Il complesso dei riti magici a Pompei
Per il terzo anno lo scavo si è concentrato nel Complesso dei Riti Magici, che occupa la parte centrale dell’Insula 1 della Regio II lungo via di Nocera. Gli scavi degli anni passati si erano concentrati nel giardino più esterno, accessibile dalla strada. Le indagini avevano messo in luce i resti di almeno tre abitazioni che occupavano l’area prima che fosse costruito il Complesso dei Riti Magici. La campagna di ricerca del 2023 ha riguardato invece i giardini interni, in tre punti differenti, per definire in modo più preciso lo sviluppo di questo complesso edilizio. È stato così possibile riportare alla luce i resti di strutture molto più antiche di quelle rinvenute nelle precedenti campagne e di arricchire i dati sulla storia del complesso e dei riti che in esso si svolgevano, tra cui, appunto, anche quelli dedicati al dio Sabazio.
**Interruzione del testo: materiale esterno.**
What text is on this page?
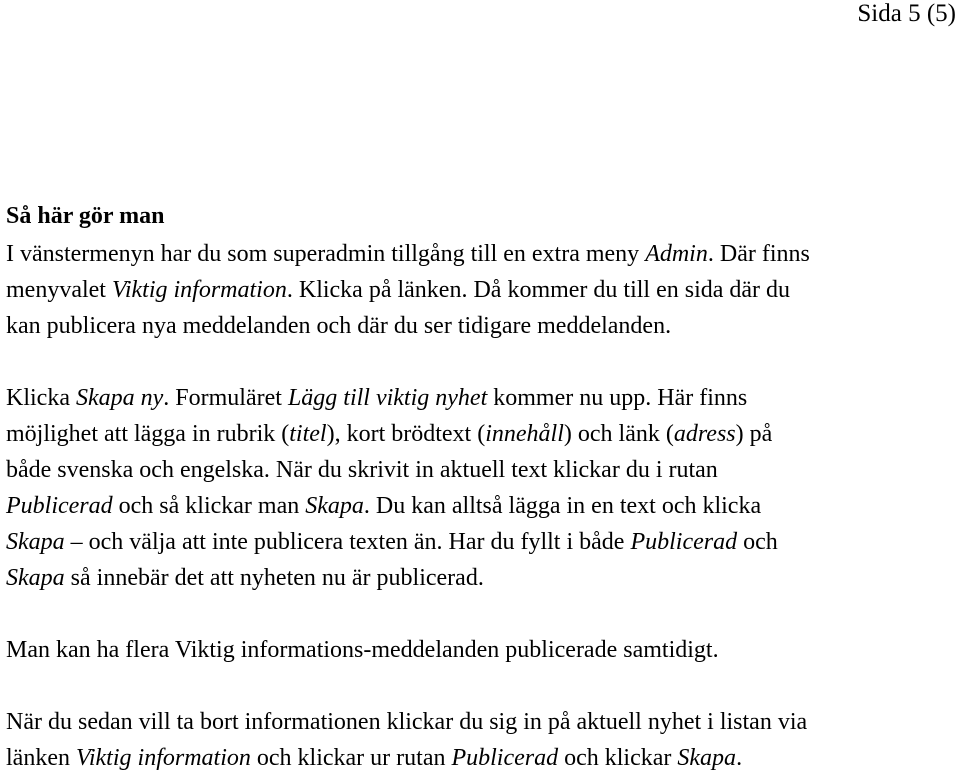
Sida 5 (5)
Så här gör man

I vänstermenyn har du som superadmin tillgång till en extra meny Admin. Där finns
menyvalet Viktig information. Klicka på länken. Då kommer du till en sida där du
kan publicera nya meddelanden och där du ser tidigare meddelanden.

Klicka Skapa ny. Formuläret Lägg till viktig nyhet kommer nu upp. Här finns
möjlighet att lägga in rubrik (titel), kort brödtext (innehåll) och länk (adress) på
både svenska och engelska. När du skrivit in aktuell text klickar du i rutan
Publicerad och så klickar man Skapa. Du kan alltså lägga in en text och klicka
Skapa – och välja att inte publicera texten än. Har du fyllt i både Publicerad och
Skapa så innebär det att nyheten nu är publicerad.

Man kan ha flera Viktig informations-meddelanden publicerade samtidigt.

När du sedan vill ta bort informationen klickar du sig in på aktuell nyhet i listan via
länken Viktig information och klickar ur rutan Publicerad och klickar Skapa.
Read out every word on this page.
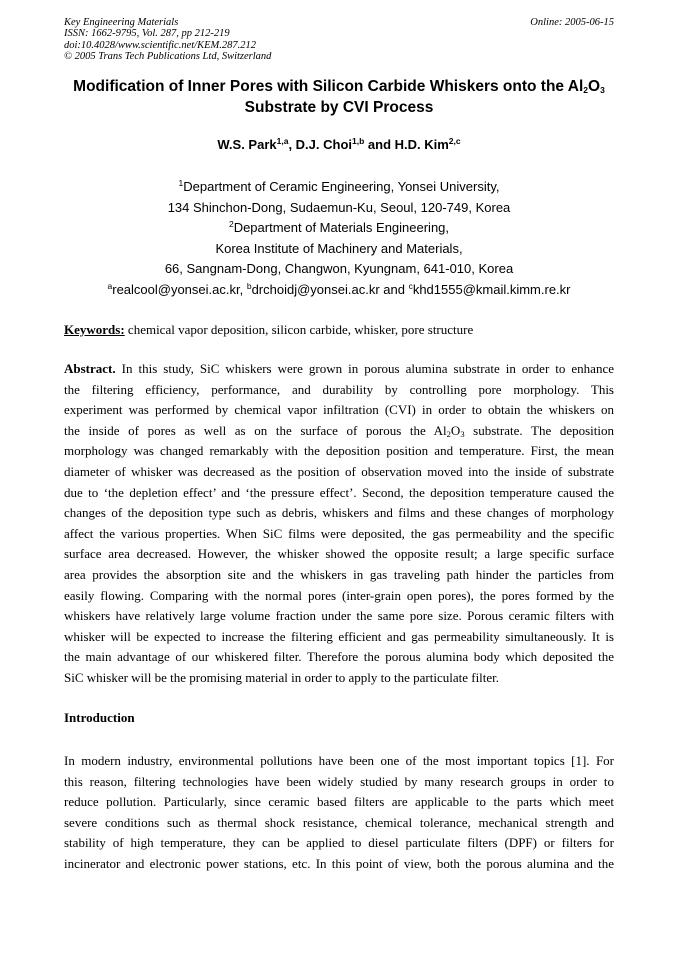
Key Engineering Materials
ISSN: 1662-9795, Vol. 287, pp 212-219
doi:10.4028/www.scientific.net/KEM.287.212
© 2005 Trans Tech Publications Ltd, Switzerland
Online: 2005-06-15
Modification of Inner Pores with Silicon Carbide Whiskers onto the $Al_2O_3$
Substrate by CVI Process
W.S. Park$^{1,a}$, D.J. Choi$^{1,b}$ and H.D. Kim$^{2,c}$
$^1$Department of Ceramic Engineering, Yonsei University,
134 Shinchon-Dong, Sudaemun-Ku, Seoul, 120-749, Korea
$^2$Department of Materials Engineering,
Korea Institute of Machinery and Materials,
66, Sangnam-Dong, Changwon, Kyungnam, 641-010, Korea
$^a$realcool@yonsei.ac.kr, $^b$drchoidj@yonsei.ac.kr and $^c$khd1555@kmail.kimm.re.kr
Keywords: chemical vapor deposition, silicon carbide, whisker, pore structure
Abstract. In this study, SiC whiskers were grown in porous alumina substrate in order to enhance
the filtering efficiency, performance, and durability by controlling pore morphology. This
experiment was performed by chemical vapor infiltration (CVI) in order to obtain the whiskers on
the inside of pores as well as on the surface of porous the $Al_2O_3$ substrate. The deposition
morphology was changed remarkably with the deposition position and temperature. First, the mean
diameter of whisker was decreased as the position of observation moved into the inside of substrate
due to ‘the depletion effect’ and ‘the pressure effect’. Second, the deposition temperature caused the
changes of the deposition type such as debris, whiskers and films and these changes of morphology
affect the various properties. When SiC films were deposited, the gas permeability and the specific
surface area decreased. However, the whisker showed the opposite result; a large specific surface
area provides the absorption site and the whiskers in gas traveling path hinder the particles from
easily flowing. Comparing with the normal pores (inter-grain open pores), the pores formed by the
whiskers have relatively large volume fraction under the same pore size. Porous ceramic filters with
whisker will be expected to increase the filtering efficient and gas permeability simultaneously. It is
the main advantage of our whiskered filter. Therefore the porous alumina body which deposited the
SiC whisker will be the promising material in order to apply to the particulate filter.
Introduction
In modern industry, environmental pollutions have been one of the most important topics [1]. For
this reason, filtering technologies have been widely studied by many research groups in order to
reduce pollution. Particularly, since ceramic based filters are applicable to the parts which meet
severe conditions such as thermal shock resistance, chemical tolerance, mechanical strength and
stability of high temperature, they can be applied to diesel particulate filters (DPF) or filters for
incinerator and electronic power stations, etc. In this point of view, both the porous alumina and the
Pompei, la scoperta, il team
La struttura, messa in luce tra il 1953 e il 1958, deve il suo nome ad alcuni oggetti rinvenuti al suo interno, in particolare due mani in bronzo decorate con figure animali e vegetali, due crateri con la medesima simbologia e due riproduzioni di serpenti in ferro. Inizialmente si pensò che queste suppellettili appartenessero a una sibilla, che qui svolgeva i propri riti. Studi recenti hanno invece ipotizzato che l’edificio, dal 62 d.C. fino al momento della sua distruzione causata dall’eruzione del Vesuvio nel 79 d.C., fosse destinato alle celebrazioni del culto di origine tracia del dio Sabazio, venerato anche dal proprietario di una domus vicina, che possedeva un busto in bronzo del dio. In effetti, questo vasto complesso, composto da tre ampie aree aperte sulle quali si aprono piccole stanze secondo una planimetria peculiare, può essere difficilmente identificato come semplice domus. Del team di archeologi coordinati da Anna Anguissola e Riccardo Olivito, fanno parte anche Chiara Tarantino (Dipartimento di Civiltà e Forme del Sapere dell’Università di Pisa) ed Emanuele Taccola (Dipartimento di Civiltà e Forme del Sapere dell’Università di Pisa, laboratorio LaDiRe). Con loro sono stati impegnati collaboratori, dottorandi e studenti degli enti partner del progetto, oltre che di università italiane e straniere: Alessandro Carletti, Nicole Crescenzi, Angela D’Alise, Rodolfo Gagliardi, Caterina Lobianco, Alberto Martin Esquivel, Antonio Monticolo, Daniele Renna, Angelica Tortorella.